Economy 4.0

Too Big To Fail is Too Hard To Resist

Amanda Aronczyk Apr 5, 2011

HBO has just released a preview for Too Big To Fail, a film based on the Andrew Ross Sorkin book of (of course) the same name.

 

Quick editing, wide-angle shots of the New York Stock Exchange, zingy and dramatic music, then: Too Big To Fail (in a sans serif font; there’s no messing around Wall Street with anything frilly). Why haven’t we tired of that phrase? Why is everything still either Too Big To Fail or some variation on that theme?

Too Big To Save? The U.S. Financial System.

Too Big to Sue? WalMart (or not too big to sue, depending on who you ask.

Too Big To Bail? Spain, pre-earthquake Japan, or the US government. Again, depends who you ask.

And what about Too Big To Sail? Why, super-yachts, of course.

So what is about Too Big To Fail that makes it so irresistible?

“I think that when people are using it they’re almost using it in a prayerful way,” says lexicographer and former editor of the New Oxford American Dictionary, Erin McKean. “If they say ‘too big to fail’ often enough it might become true. It’s almost an incantation.”

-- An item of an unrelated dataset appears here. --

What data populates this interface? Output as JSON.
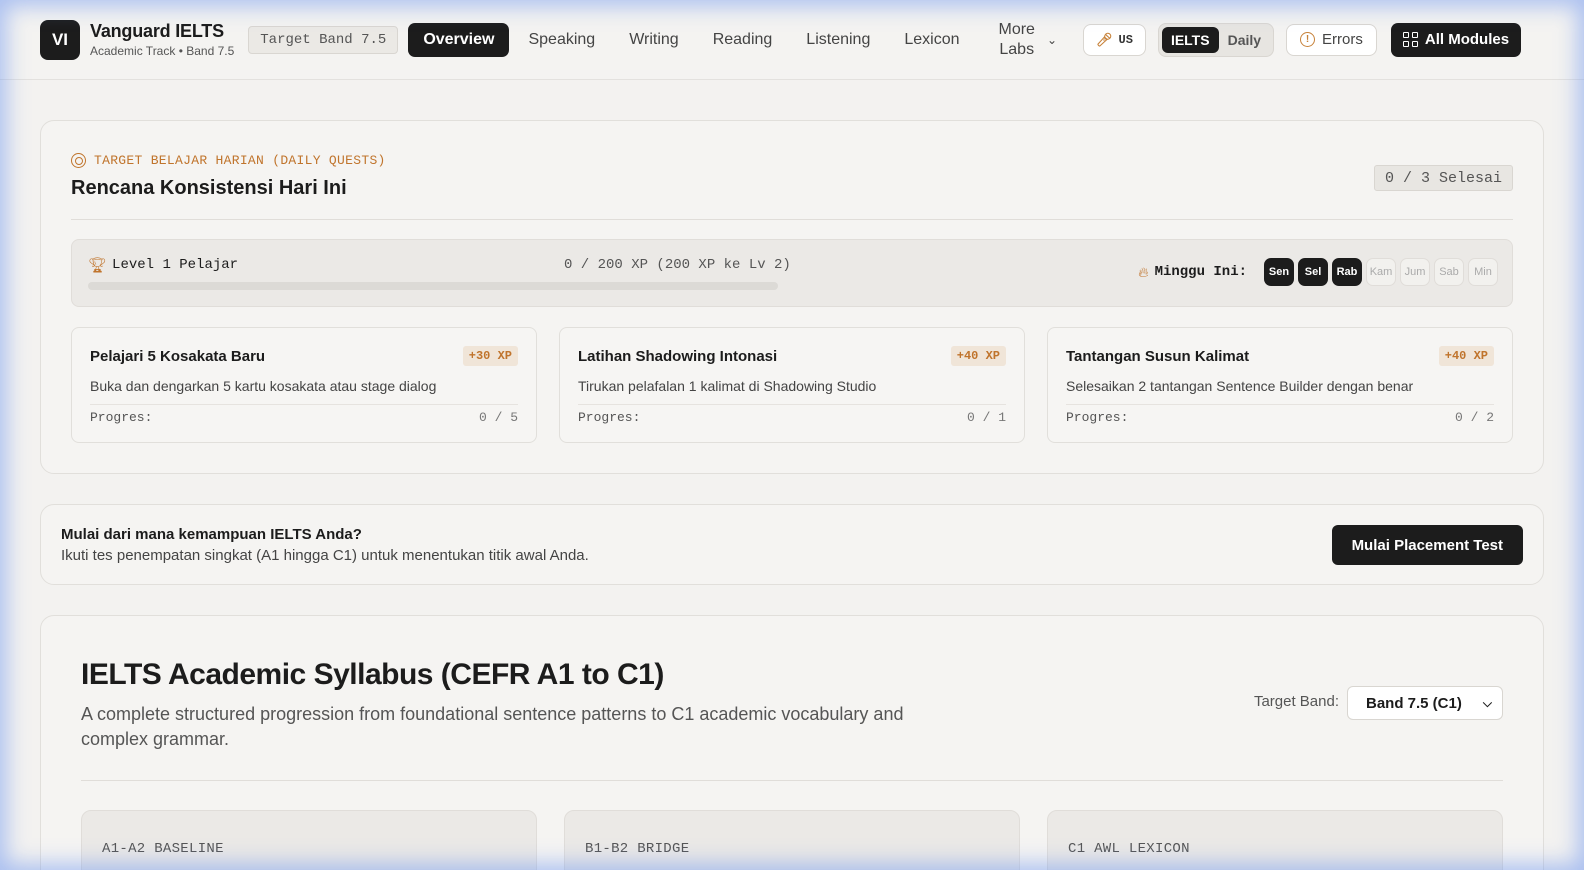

McKean thinks that part of the charm of Too Big To Fail is that it’s counter intuitive; we don’t necessary consider big things to be all that stable.

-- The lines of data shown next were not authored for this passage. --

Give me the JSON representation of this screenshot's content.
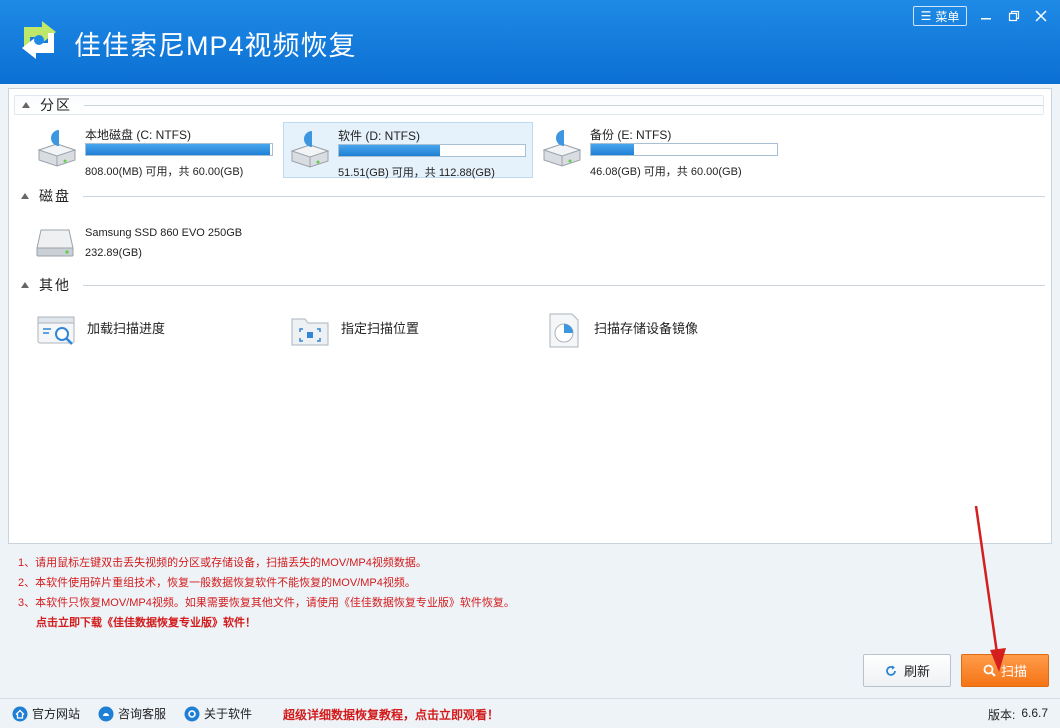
{
  "app": {
    "title": "佳佳索尼MP4视频恢复",
    "menu_label": "菜单"
  },
  "colors": {
    "titlebar": "#0b6fd2",
    "accent_orange": "#f57416",
    "note_red": "#d21c1c",
    "selection": "#e5f1fb"
  },
  "sections": {
    "partition": "分区",
    "disk": "磁盘",
    "other": "其他"
  },
  "partitions": [
    {
      "name": "本地磁盘 (C: NTFS)",
      "info": "808.00(MB) 可用，共 60.00(GB)",
      "used_percent": 98.7,
      "selected": false
    },
    {
      "name": "软件 (D: NTFS)",
      "info": "51.51(GB) 可用，共 112.88(GB)",
      "used_percent": 54.4,
      "selected": true
    },
    {
      "name": "备份 (E: NTFS)",
      "info": "46.08(GB) 可用，共 60.00(GB)",
      "used_percent": 23.2,
      "selected": false
    }
  ],
  "disk": {
    "name": "Samsung SSD 860 EVO 250GB",
    "size": "232.89(GB)"
  },
  "others": [
    {
      "label": "加载扫描进度",
      "icon": "load-progress-icon"
    },
    {
      "label": "指定扫描位置",
      "icon": "folder-target-icon"
    },
    {
      "label": "扫描存储设备镜像",
      "icon": "disk-image-icon"
    }
  ],
  "notes": [
    "1、请用鼠标左键双击丢失视频的分区或存储设备，扫描丢失的MOV/MP4视频数据。",
    "2、本软件使用碎片重组技术，恢复一般数据恢复软件不能恢复的MOV/MP4视频。",
    "3、本软件只恢复MOV/MP4视频。如果需要恢复其他文件，请使用《佳佳数据恢复专业版》软件恢复。",
    "点击立即下载《佳佳数据恢复专业版》软件！"
  ],
  "buttons": {
    "refresh": "刷新",
    "scan": "扫描"
  },
  "footer": {
    "website": "官方网站",
    "support": "咨询客服",
    "about": "关于软件",
    "promo": "超级详细数据恢复教程，点击立即观看！",
    "version_label": "版本:",
    "version": "6.6.7"
  }
}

“We’re holding two contradictory ideas simultaneously in a marvelous feat of cognitive dissonance,” she explains. “We think that ‘Oh, well, size conveys an advantage,’ supposedly. But then also we have lots of examples of things where being too big is a disadvantage.”

Take David and Goliath, she offers, or the idiom “the bigger they are, the harder they fall” — we love seeing the big guy fall, or fail. Too Big To Fail is inherently wobbly.

“When somebody says, ‘Oh well, it’s too big to fail,” she continues, “then it’s kind of a nod and wink meaning they’re going to come crashing down soon.”